Moody’s said the best-performing categories will continue to be toys, electronics, party goods, luxury goods and retailers whose goods are perceived to offer value. “We do not expect the increased spending on autos and home improvement in the first nine months of the year to constrain holiday sales on traditional gifts such as toys and electronics,” the company said. “New product launches such as the Xbox One and PlayStation 4, along with the recent iPhone 5c and 5s, should provide a boost in electronics sales for companies such as Best Buy, Toys ‘R’ Us and Amazon.com over the holidays. However, given lingering constraints on consumer wallets, sales of these items could cut into apparel sales growth to some extent….We expect that consumers will look past U.S. fiscal policy debates and continued economic uncertainties, as they have in the past. Last year, holiday sales still managed to grow a modest 3.8 percent despite Hurricane Sandy and the fiscal cliff crisis.”
Deloitte’s Brinkman thinks retailers were hardly rewarded by earlier hours Thanksgiving. “People are losing interest on leaving home on Thanksgiving Day to start their shopping,” Brinkman told WWD. “That’s interesting considering more stores are opening this year and opening earlier. There is a divergence….We are still predicting an increase of 4 and 4.5 percent, total sales. We still believe there is growth.”
Regarding traffic patterns, Brinkman said consumers are buying more evenly across the holiday spending period, rather than huge spikes, and that consumers have greater visibility into pricing fluctuations and are better able to measure what a good deal looks like. “The pace is not as frenetic to get the best deal because people have a better idea of what the best deals look like.”
According to Deloitte statistics, among holiday weekend shoppers, 13 percent plan to shop in stores on Thanksgiving Day, down from 23 percent last year. Holiday weekend shoppers will split their budget evenly between the Internet and stores, and nearly a quarter of Americans will take advantage of Black Friday deals online.
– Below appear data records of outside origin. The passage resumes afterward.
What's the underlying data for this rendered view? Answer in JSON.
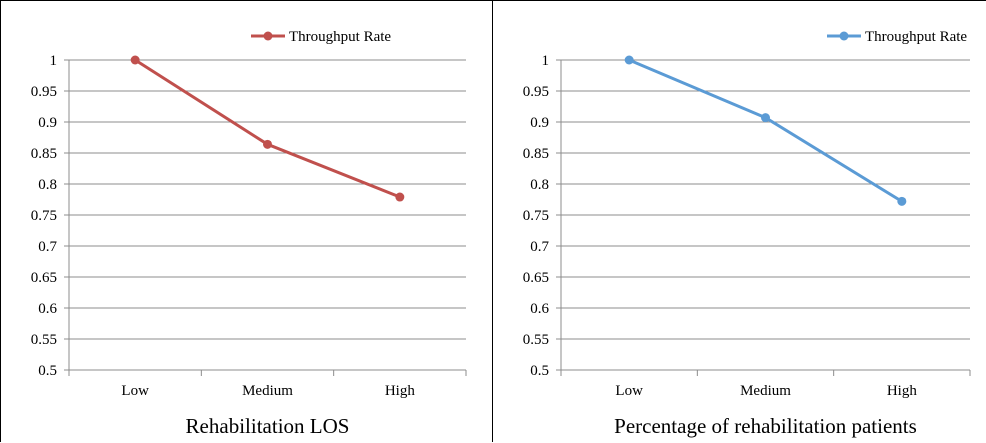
{
  "chart_data": [
    {
      "type": "line",
      "categories": [
        "Low",
        "Medium",
        "High"
      ],
      "series": [
        {
          "name": "Throughput Rate",
          "values": [
            1.0,
            0.864,
            0.779
          ],
          "color": "#c0504d"
        }
      ],
      "xlabel": "Rehabilitation LOS",
      "ylabel": "",
      "ylim": [
        0.5,
        1.0
      ],
      "yticks": [
        "0.5",
        "0.55",
        "0.6",
        "0.65",
        "0.7",
        "0.75",
        "0.8",
        "0.85",
        "0.9",
        "0.95",
        "1"
      ],
      "grid": true,
      "legend": "top-right"
    },
    {
      "type": "line",
      "categories": [
        "Low",
        "Medium",
        "High"
      ],
      "series": [
        {
          "name": "Throughput Rate",
          "values": [
            1.0,
            0.907,
            0.772
          ],
          "color": "#5b9bd5"
        }
      ],
      "xlabel": "Percentage of rehabilitation patients",
      "ylabel": "",
      "ylim": [
        0.5,
        1.0
      ],
      "yticks": [
        "0.5",
        "0.55",
        "0.6",
        "0.65",
        "0.7",
        "0.75",
        "0.8",
        "0.85",
        "0.9",
        "0.95",
        "1"
      ],
      "grid": true,
      "legend": "top-right"
    }
  ]
}
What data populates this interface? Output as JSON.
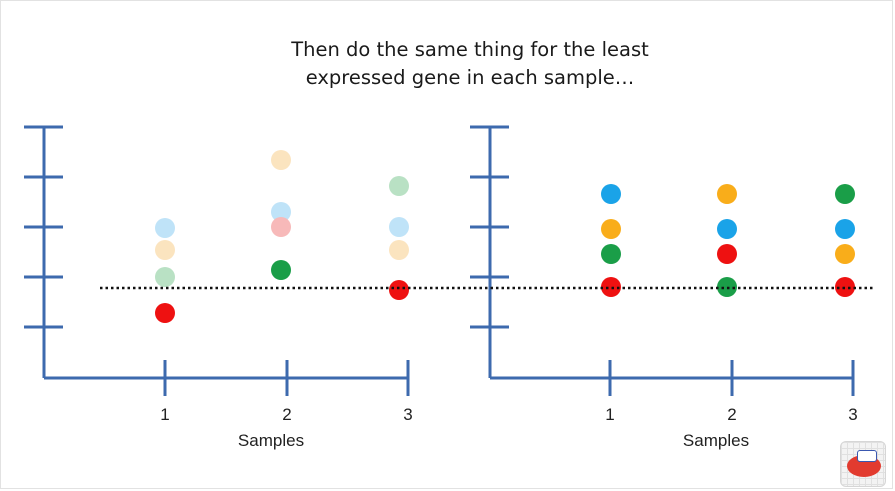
{
  "title": {
    "line1": "Then do the same thing for the least",
    "line2": "expressed gene in each sample…"
  },
  "left_panel": {
    "x_ticks": [
      "1",
      "2",
      "3"
    ],
    "x_label": "Samples"
  },
  "right_panel": {
    "x_ticks": [
      "1",
      "2",
      "3"
    ],
    "x_label": "Samples"
  },
  "colors": {
    "axis": "#3d6aae",
    "blue": "#1aa3e8",
    "orange": "#f9ad1a",
    "green": "#1a9e48",
    "red": "#ee1111",
    "blue_faded": "#bfe3f8",
    "orange_faded": "#fbe4bf",
    "green_faded": "#b9e1c4",
    "red_faded": "#f7b9b9",
    "dotted_line": "#111111"
  },
  "logo": {
    "icon": "statquest-logo-icon"
  }
}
Ranking categories in order of preference for holiday shopping, Deloitte said gift cards is number one, followed by clothing, where there will be a lot of self-purchasing off deals; electronics; books; cash; games; toys; dolls; food, and liquor.
On the digital front, “the trend is absolutely around consumers being able to shop and pay more flexibly, wherever and whenever they want,” observed Stacy General, PayPal’s consumer experience advocate. “One of the things we have seen in our social media analysis is that 89 percent of consumers don’t like waiting in line. Consumers would rather forgo buying than waiting in line, and prefer to shop using their tablets and mobile devices at home. We call that ‘couch commerce’ — shopping from the comfort of home. That trend is up 350 percent between 2011 and 2012.”
With e-commerce sales expected to continue to accelerate, ChannelAdvisor, a provider of multichannel e-commerce solutions, gave an early read on the holiday. The firm reported that for the weekends before Thanksgiving in 2012 and 2013, Amazon was up 43.2 percent, eBay was up 31.6 percent and Google Shopping rose 110 percent. Scot Wingo, ceo of ChannelAdvisor, said shopping via the smartphone and tablet is up 20 percent from last year and taking share from desktop shopping.